Четвертинка была продемонстрирована. Я раздумывал. Где-то я кодеинщика этого видел. Где?
Не было времени вспоминать, меня повели уже на зады магазина № 7 Свердловского райпищеторга (что-то заставило меня поднять голову на вывеску и запомнить), появился стакан в руке радушного грузчика, налита водка, мерзавка хорошо пошла, огурец возник очень вовремя, грузчик вполне удовлетворился остатками жидкости в четвертинке. Через пять минут удовлетворился и кодеинщик, оказавшийся, к сожалению, нетерпеливым и жадным; он ссыпал на язык весь полученный мною кодеин, извлек из кармана пачку рецептов, предложено было обойти все аптеки улицы Горького… Обошли, после каждой — полстакана водки, попрошайка преисполнялся все большей уверенностью в завтрашнем дне. А я вспомнил: да он же в библиотечном дворике толкался, когда я перемигивался с уборщицей!

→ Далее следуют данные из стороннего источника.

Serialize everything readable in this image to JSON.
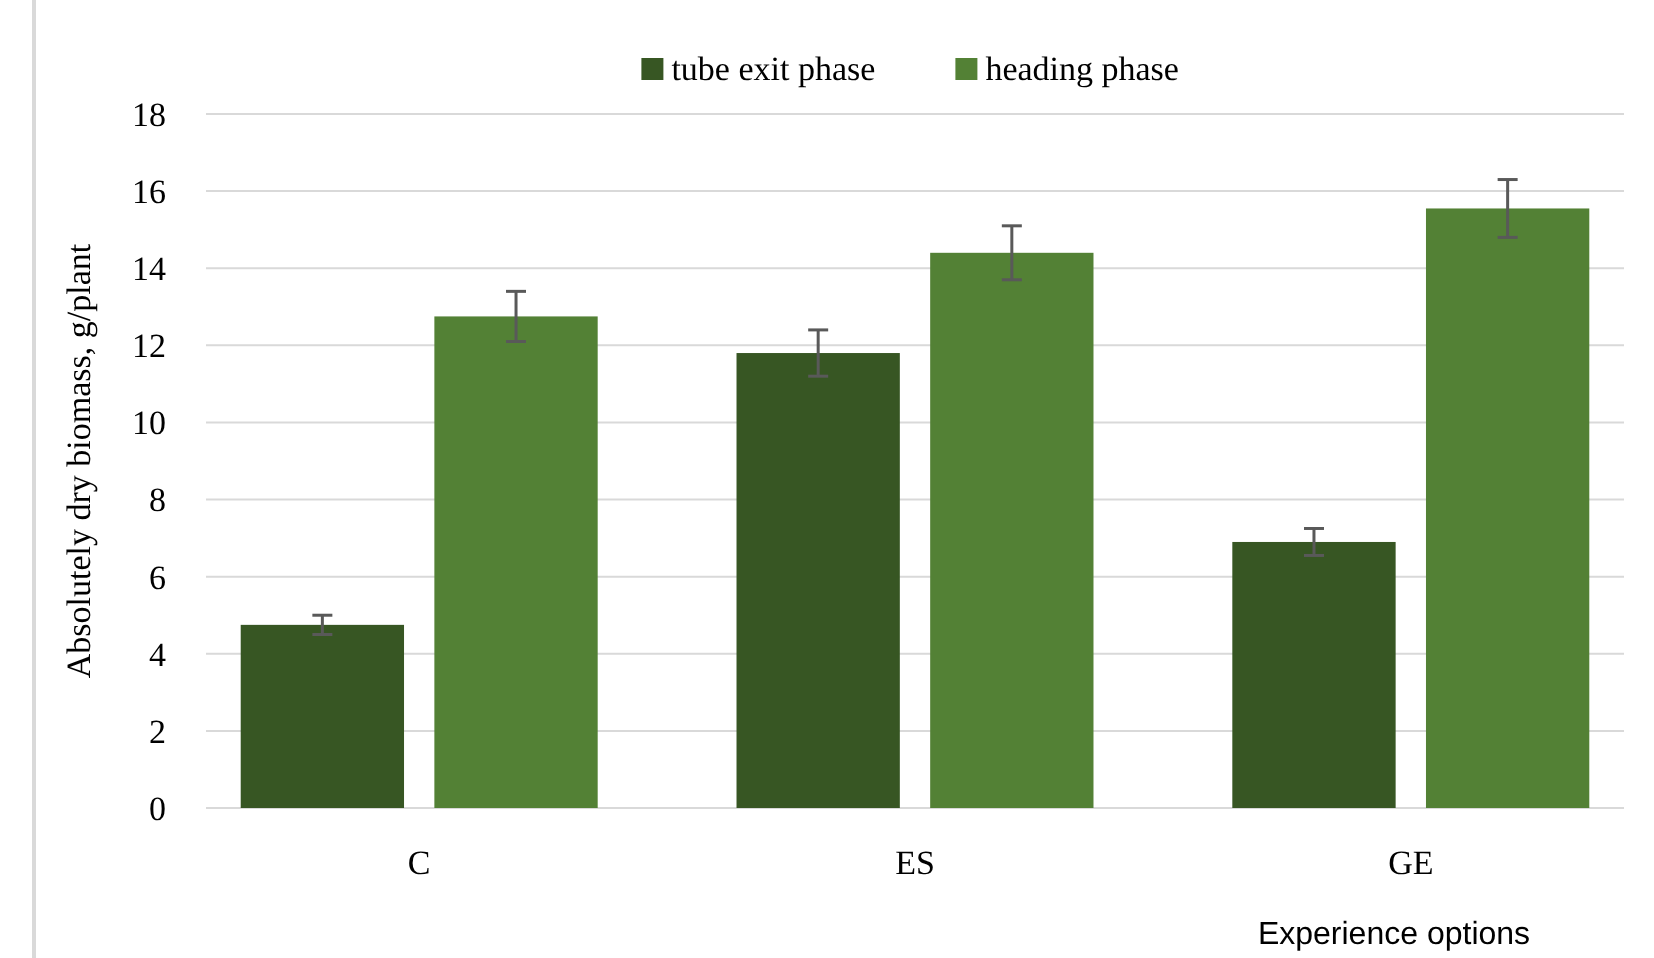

Последняя аптека — уже на Лесной, рядом с Белорусским. Ноги мои подкашивались, кодеинщик соболезнующе цыкал, поглядывая на меня. Жил он где-то рядом, втащил в квартиру, положил меня на диван; утром потянуло к холодной воде, надо было чем-то заливать бушевавший во мне пожар. Вышли на улицу, время без чего-то восемь, в этот час водку нигде не продавали, но были места, где местная власть давала слабинку, запуская за прилавки добросердечных баб, одно такое место кодеинщик знал: Дорогомиловка, я охотно поддержал его идею. Поехали туда, вот и знакомый магазинчик, бутылка получена, бутылка уже в кармане, благодетель мой потянул меня прочь, повел в безопасное место. Пошли тихо в гору, остановились. Напарник задумчиво покусывал спичку. Справа — пятиэтажки, утро солнечное, дети испытывали себя, повизгивая на качелях. Пить “из горла” я еще не научился, да и хотелось просто посидеть со стаканом, потрепаться “за жизнь”. А где она, жизнь, где он, стакан?

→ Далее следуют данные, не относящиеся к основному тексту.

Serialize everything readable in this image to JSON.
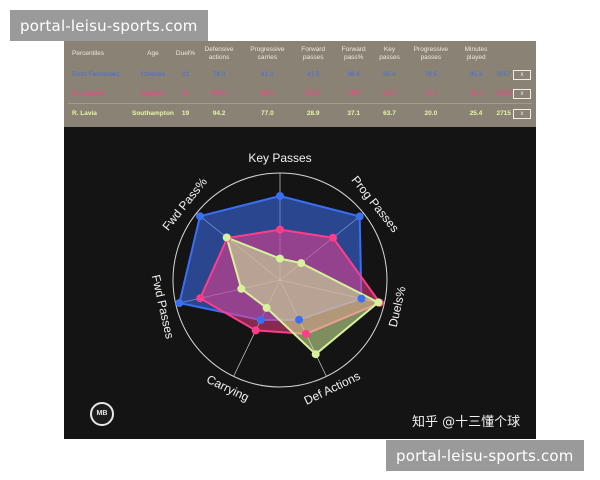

— Ребята, вы чего ищете? — раздался сзади усталый женский голос.
— Стакан, — сказал я. Не сказал, а словно огрызнулся.
— Ну так пойдемте, дам я вам стакан… — и мимо нас, направляясь к дому, прошла женщина. Я колебался. Последние месяцы приучили меня к бдительности, милицейские подвохи чудились повсюду, немилосердно и увлекательно, кстати, существование человека, которого похмелье зовет в дали таинственные.
Колебался я… Но спутник проявил мужество, толкнул меня — да пойдем, мол, чего теряем…

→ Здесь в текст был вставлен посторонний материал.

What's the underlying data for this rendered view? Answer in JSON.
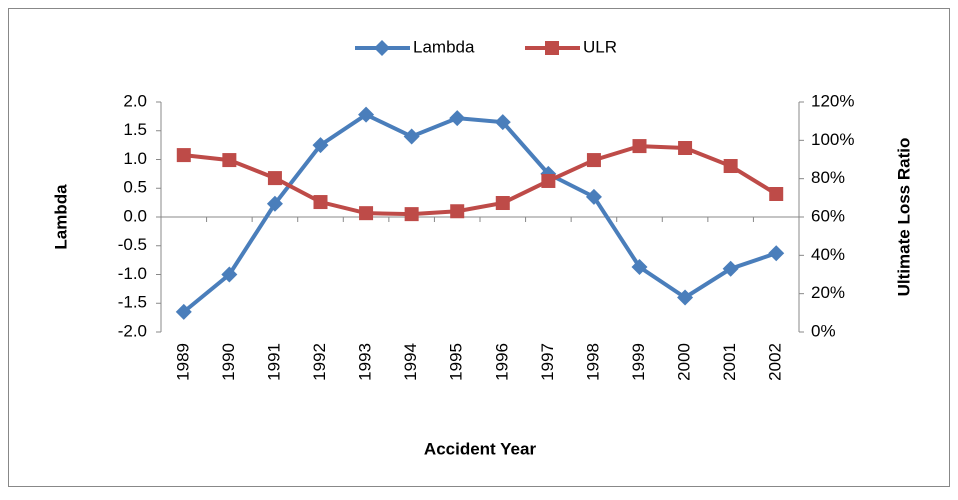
{
  "chart_data": {
    "type": "line",
    "x_label": "Accident Year",
    "y_label": "Lambda",
    "y2_label": "Ultimate Loss Ratio",
    "categories": [
      "1989",
      "1990",
      "1991",
      "1992",
      "1993",
      "1994",
      "1995",
      "1996",
      "1997",
      "1998",
      "1999",
      "2000",
      "2001",
      "2002"
    ],
    "series": [
      {
        "name": "Lambda",
        "color": "#4a7ebb",
        "marker": "diamond",
        "values": [
          -1.65,
          -1.0,
          0.23,
          1.25,
          1.78,
          1.4,
          1.72,
          1.65,
          0.75,
          0.35,
          -0.87,
          -1.4,
          -0.9,
          -0.63
        ]
      },
      {
        "name": "ULR",
        "color": "#be4b48",
        "marker": "square",
        "axis": "y2",
        "values": [
          92.3,
          89.7,
          80.3,
          67.8,
          62,
          61.5,
          63,
          67.3,
          78.8,
          89.7,
          97,
          96,
          86.6,
          72
        ]
      }
    ],
    "ylim": [
      -2,
      2
    ],
    "yticks": [
      {
        "value": 2,
        "label": "2.0"
      },
      1.5,
      {
        "value": 1,
        "label": "1.0"
      },
      0.5,
      {
        "value": 0,
        "label": "0.0"
      },
      -0.5,
      {
        "value": -1,
        "label": "-1.0"
      },
      -1.5,
      {
        "value": -2,
        "label": "-2.0"
      }
    ],
    "y2lim": [
      0,
      120
    ],
    "y2ticks": [
      {
        "value": 120,
        "label": "120%"
      },
      {
        "value": 100,
        "label": "100%"
      },
      {
        "value": 80,
        "label": "80%"
      },
      {
        "value": 60,
        "label": "60%"
      },
      {
        "value": 40,
        "label": "40%"
      },
      {
        "value": 20,
        "label": "20%"
      },
      {
        "value": 0,
        "label": "0%"
      }
    ],
    "legend": "top",
    "grid": false
  }
}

И пошли… Лестница, второй этаж, на уровне глаз — очень недурные женские ноги и хозяйственная сумка, оттуда достаются ключи, дверь распахивается. Предложено снять обувь, если заблагорассудится, на стол ставится кое-какая закуска. Оба мы как-то нервно засуетились, с опаской поглядывали на стены. Однокомнатная квартира, окна во двор, из холодильника (он на кухне) принесены две бутылки пива, получает объяснение и необычное гостеприимство. Женщина потеряла мужа, тот искал стакан по знакомой нам нужде и влетел в компанию, которая и затащила его в тюрьму, с тех пор женщина выносит стакан, едва раздастся звонок в дверь. “Сейчас лук в селедочку нарежу…”
Моих лет дамочка, непонятный стиль в одежде, да мне — наплевать, выпью — и будь здорова, красотка. Пока рассматривал — спутник опрокинул в рот порошок кодеина. “Третью рюмку поставьте…” — предложено было мною, но дама отказалась, “попозже” — так объяснила. Кодеинщик подцепил вилкой что-то с тарелки и отказался от дальнейшего застолья, ушел. Я сидел, внимая телом первому наплыву мыслей после рюмки. Дама подсела, выпила. Познакомились: Диана, с “Ленфильма”, здесь в командировке, квартиру эту сняла ей студия, без мужа ей плохо, сейчас — рада, что за мужчиной, то есть за мной, можно и надо ухаживать.